Opioid dependence causes greatest health burden of all illicit drugs

The first ever analysis of the global and regional prevalence of dependence upon the four major categories of illicit drugs – amphetamine, cannabis, cocaine, and opioids (such as heroin) – has revealed that opioid dependence causes the greatest health burden (overall death and illness) of all the illicit drugs. The results come from new analysis of the Global Burden of Disease Study 2010, and are published in The Lancet.

For all of the drugs studied, over two thirds of dependent individuals were male (64% each for cannabis and amphetamines, and 70% each for opioids and cocaine). All forms of drug dependence and disease burden were highest in men aged 20 – 29 years.

Led by Professor Louisa Degenhardt, a team of researchers in Australia and the US performed a comprehensive search of available data on the prevalence and effects of amphetamines, cannabis, cocaine, and opioids. Other drugs, including MDMA (ecstasy) and hallucinogens such as LSD, were not included separately in the analysis due to a lack of high quality data on their prevalence and health effects.

The results show that the burden in the worst affected countries (largely high-income nations such as USA, UK, and Australia) was 20 times greater than in the least affected countries. Regional breakdown of the results shows that the highest prevalence of cocaine dependence was in North America and Latin America, and among the highest levels of opioid dependence were in Australasia and Western Europe. The UK, USA, South Africa, and Australia all had notably high overall burdens of death and illness due to illicit drugs.
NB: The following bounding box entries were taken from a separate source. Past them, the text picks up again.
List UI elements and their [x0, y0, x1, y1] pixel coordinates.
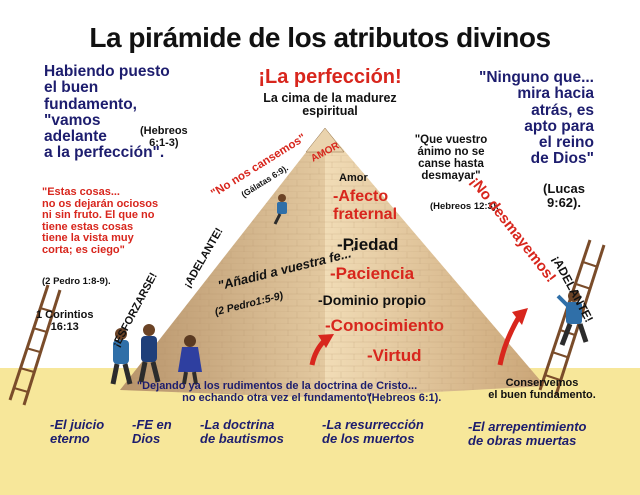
left-ref: (2 Pedro 1:8-9).: [42, 276, 111, 287]
top-left-quote: Habiendo puesto el buen fundamento, "vam…: [44, 63, 170, 162]
foundation-resurreccion: -La resurrección de los muertos: [322, 417, 424, 446]
foundation-fe-en-dios: -FE en Dios: [132, 417, 172, 446]
walker-figure-3: [178, 335, 202, 385]
ladder-left: [8, 284, 62, 406]
walker-figure-1: [110, 328, 133, 385]
animo-ref: (Hebreos 12:3).: [430, 201, 499, 212]
layer-virtud: -Virtud: [367, 346, 422, 365]
foundation-arrepentimiento: -El arrepentimiento de obras muertas: [468, 419, 587, 448]
layer-conocimiento: -Conocimiento: [325, 316, 444, 335]
apex-title: ¡La perfección!: [258, 66, 402, 88]
climber-top-figure: [273, 194, 287, 225]
top-left-ref: (Hebreos 6:1-3): [140, 125, 188, 149]
foundation-juicio-eterno: -El juicio eterno: [50, 417, 105, 446]
page-title: La pirámide de los atributos divinos: [89, 22, 551, 53]
corintios-ref: 1 Corintios 16:13: [36, 309, 94, 333]
pyramid-apex: [305, 127, 345, 153]
animo-quote: "Que vuestro ánimo no se canse hasta des…: [414, 134, 488, 183]
layer-piedad: -Piedad: [337, 235, 399, 254]
climber-right-figure: [556, 290, 589, 346]
top-right-ref: (Lucas 9:62).: [543, 181, 585, 210]
layer-paciencia: -Paciencia: [330, 264, 415, 283]
foundation-ref: (Hebreos 6:1).: [368, 392, 442, 404]
layer-afecto-fraternal: -Afecto fraternal: [333, 188, 398, 223]
apex-subtitle: La cima de la madurez espiritual: [263, 91, 397, 119]
walker-figure-2: [138, 324, 161, 383]
layer-dominio-propio: -Dominio propio: [318, 292, 427, 308]
conservemos-label: Conservemos el buen fundamento.: [488, 377, 596, 401]
left-quote: "Estas cosas... no os dejarán ociosos ni…: [42, 186, 159, 256]
foundation-quote: "Dejando ya los rudimentos de la doctrin…: [136, 380, 418, 404]
foundation-doctrina-bautismos: -La doctrina de bautismos: [200, 417, 284, 446]
layer-amor: Amor: [339, 172, 368, 184]
top-right-quote: "Ninguno que... mira hacia atrás, es apt…: [479, 69, 594, 168]
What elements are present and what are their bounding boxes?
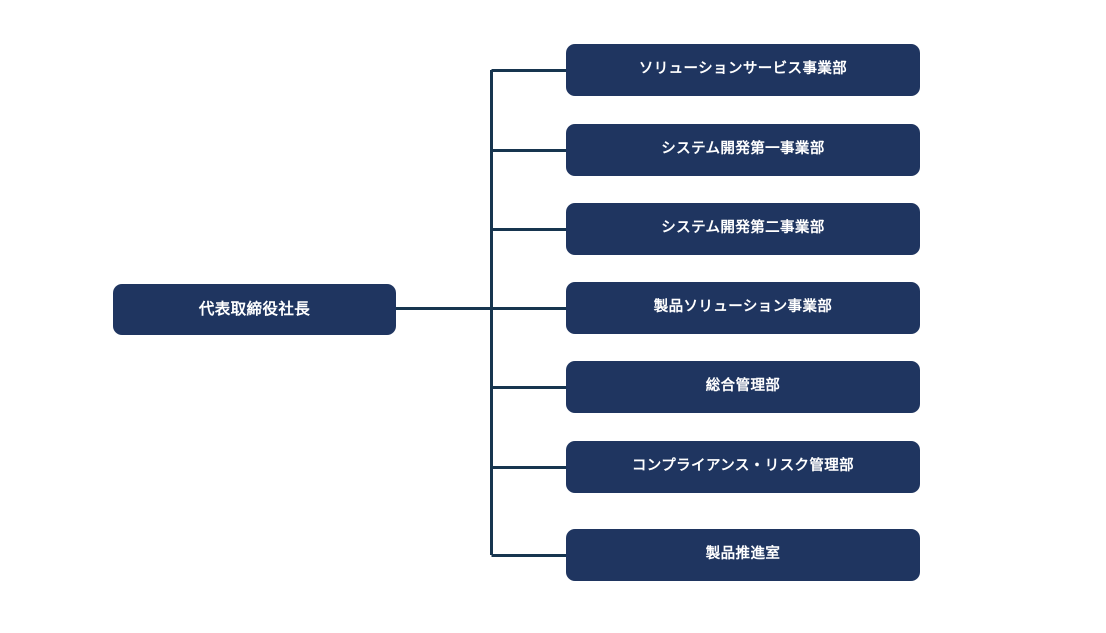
org-node-system-development-second-division[interactable]: システム開発第二事業部 [566,203,920,255]
org-node-label: 製品推進室 [705,546,781,563]
org-node-solution-service-division[interactable]: ソリューションサービス事業部 [566,44,920,96]
org-node-label: ソリューションサービス事業部 [638,61,848,78]
org-node-label: システム開発第二事業部 [661,220,825,237]
org-node-system-development-first-division[interactable]: システム開発第一事業部 [566,124,920,176]
org-node-root-label: 代表取締役社長 [198,300,311,319]
org-node-product-solution-division[interactable]: 製品ソリューション事業部 [566,282,920,334]
org-node-general-administration-department[interactable]: 総合管理部 [566,361,920,413]
org-node-compliance-risk-management-department[interactable]: コンプライアンス・リスク管理部 [566,441,920,493]
org-node-label: コンプライアンス・リスク管理部 [631,458,855,475]
org-node-root[interactable]: 代表取締役社長 [113,284,396,335]
org-node-product-promotion-office[interactable]: 製品推進室 [566,529,920,581]
org-node-label: システム開発第一事業部 [661,141,825,158]
org-node-label: 総合管理部 [705,378,781,395]
org-node-label: 製品ソリューション事業部 [653,299,833,316]
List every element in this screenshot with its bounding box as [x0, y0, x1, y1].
Although the results show that cannabis is by far the most commonly used illicit drug worldwide, the prevalence of cannabis dependence (13.0 million people worldwide) was somewhat lower than for amphetamines (17.2 million) and opioids (15.5 million), the two most common forms of illicit drug dependence.  

The biggest source of burden of disease was opioid dependence, followed by amphetamine dependence, and injecting drug use as a risk factor for blood-borne viruses (hepatitis B, C, and HIV). Cannabis and cocaine dependence were more modest sources of disease burden, due to the smaller size of these populations and the lower levels of disability associated with these drugs.

By using the same methods to estimate burden in 1990 in this study, the researchers were also able to examine trends over time. They found that disability and illness caused by the four drugs studied has increased by over 50% between 1990 and 2010. Although some of this increase is due to increasing population size, over a fifth (22%) of the increase is thought to be due to increasing prevalence of drug use disorders, particularly for opioid dependence. Of around 78000 deaths in 2010 attributed to drug disorders, more than half (55%) were thought to be due to opioid dependence.

Despite the substantial preventable disease burden found to be attributable to the four drugs studied, their overall burden is still less than that of smoking and alcohol, which are together responsible for around 10% of the total death and illness burden worldwide. The new study estimates that illicit drug dependence contributes to just under 1% of the total global burden of death and illness. However, given the large differences in the prevalence of illicit drug dependence compared to alcohol dependence and tobacco use, it is clear that illicit drug use causes comparatively more burden per person.

According to Professor Degenhardt, “Although this study made use of advanced modelling to impute results when data were not available, a substantial amount of research is needed to document even the most basic epidemiological parameters for drug dependence in most countries. Until such work is done, much uncertainty will remain around the exact size of global disease burden attributable to illicit drug use.”

“However, our results clearly show that illicit drug use is an important contributor to the global disease burden, and we now have the first global picture of this cause of health loss. Moreover, much can be done to reduce this burden. Although we have fewer means of responding to some causes of burden, such as cocaine and amphetamine dependence, well-evaluated and effective interventions can substantially reduce two major causes of burden— opioid dependence and injecting drug use. The challenge will be to deliver these efficiently and on a scale needed to have an effect on a population level.”